Electronic applications allow patients to find the nearest right doctor and scarce medicines
Despite challenges, Safa Ramadan made use of her medical education to develop a mobile application meant to provide Libyans with easier access to education.
As the Middle East and North Africa region faces mounting challenges, young and innovative entrepreneurs are stepping up to provide technology-based solutions that can improve the lives of many.
One such entrepreneur is Safa Ramadan, a medical student who, at just 22 years old, recognised the difficulties that Libyans face in accessing healthcare services, including a shortage of medical personnel, equipment and medicines.
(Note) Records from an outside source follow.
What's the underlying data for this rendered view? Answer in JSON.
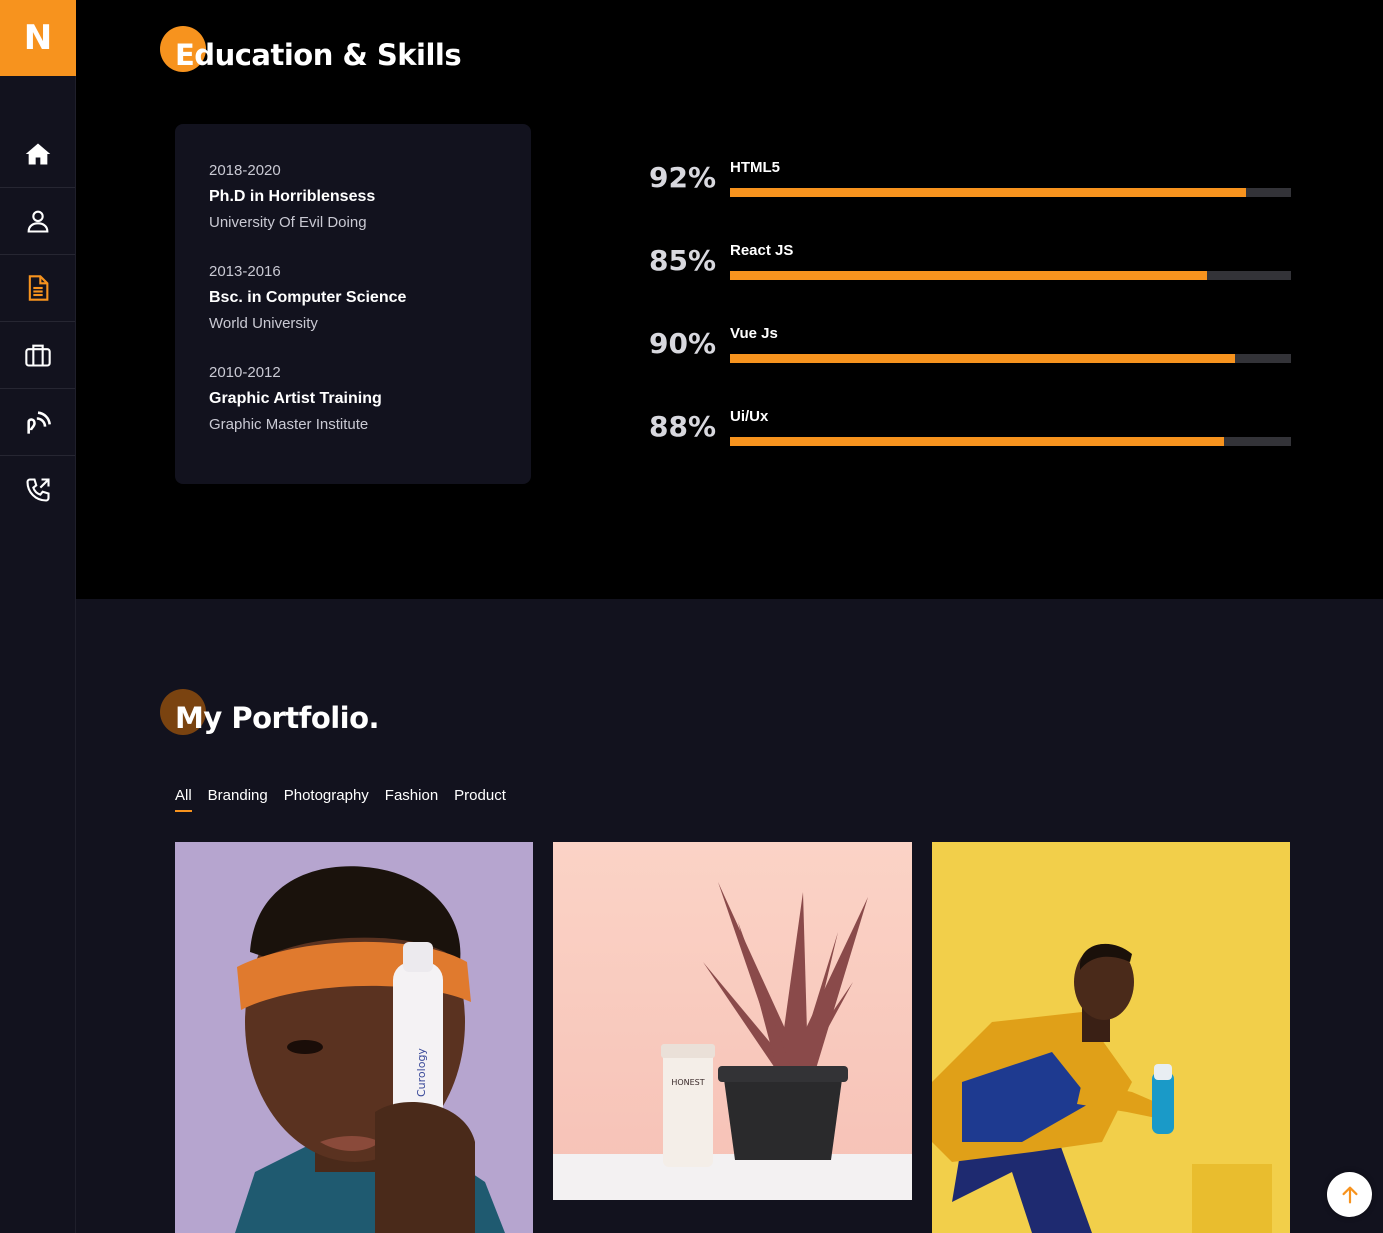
{
  "brand": {
    "logo_letter": "N",
    "accent": "#f7931e"
  },
  "sidebar": {
    "items": [
      {
        "name": "home",
        "icon": "home-icon"
      },
      {
        "name": "about",
        "icon": "user-icon"
      },
      {
        "name": "resume",
        "icon": "document-icon",
        "active": true
      },
      {
        "name": "portfolio",
        "icon": "briefcase-icon"
      },
      {
        "name": "blog",
        "icon": "rss-icon"
      },
      {
        "name": "contact",
        "icon": "phone-icon"
      }
    ]
  },
  "education": {
    "title": "Education & Skills",
    "items": [
      {
        "years": "2018-2020",
        "degree": "Ph.D in Horriblensess",
        "school": "University Of Evil Doing"
      },
      {
        "years": "2013-2016",
        "degree": "Bsc. in Computer Science",
        "school": "World University"
      },
      {
        "years": "2010-2012",
        "degree": "Graphic Artist Training",
        "school": "Graphic Master Institute"
      }
    ]
  },
  "skills": [
    {
      "name": "HTML5",
      "percent_label": "92%",
      "percent": 92
    },
    {
      "name": "React JS",
      "percent_label": "85%",
      "percent": 85
    },
    {
      "name": "Vue Js",
      "percent_label": "90%",
      "percent": 90
    },
    {
      "name": "Ui/Ux",
      "percent_label": "88%",
      "percent": 88
    }
  ],
  "portfolio": {
    "title": "My Portfolio.",
    "filters": [
      "All",
      "Branding",
      "Photography",
      "Fashion",
      "Product"
    ],
    "active_filter": "All",
    "items": [
      {
        "image": "man-with-orange-headband-holding-bottle",
        "bottle_text": "Curology"
      },
      {
        "image": "potted-aloe-plant-with-tube",
        "tube_text": "HONEST"
      },
      {
        "image": "man-running-with-bottle-yellow-background"
      }
    ]
  },
  "scroll_top": {
    "icon": "arrow-up-icon"
  }
}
Determined to find a solution, Safa decided to create a mobile application that would provide accurate information about the availability of medicines in pharmacies across Libya and make it easier for patients to book appointments with doctors and access ambulance services. However, creating the application was not without its challenges. Safa faced difficulties with electricity shortages and blackouts, as well as a lack of digital support and experience in the administrative field.
“The idea was there and it was getting bigger day after day in my head but I was not able to identify from where I shall start executing it,” said Safa.
Feeling overwhelmed, Safa put her project on hold, especially with the lockdown that came with COVID-19 Pandemic.
“I was kind of desperate, then saw on Facebook that SPARK and BINA Business Incubator are holding training sessions in Tripoli for young entrepreneurs and thought, this is it! This is what I need: tools and skills to go further with my dream!”
Through the Tadamon programme, funded by the Islamic Development Bank, Safa participated in training sessions that made her learn how to secure seed funding for her project, manage it effectively, and assess risks. This training enabled her to take her project to the next level.
Today, Safa’s mobile application, called yourhealth, offers a variety of services to users, including the ability to quickly request an ambulance, search for specific medicines and their availability at local pharmacies and track vital health readings.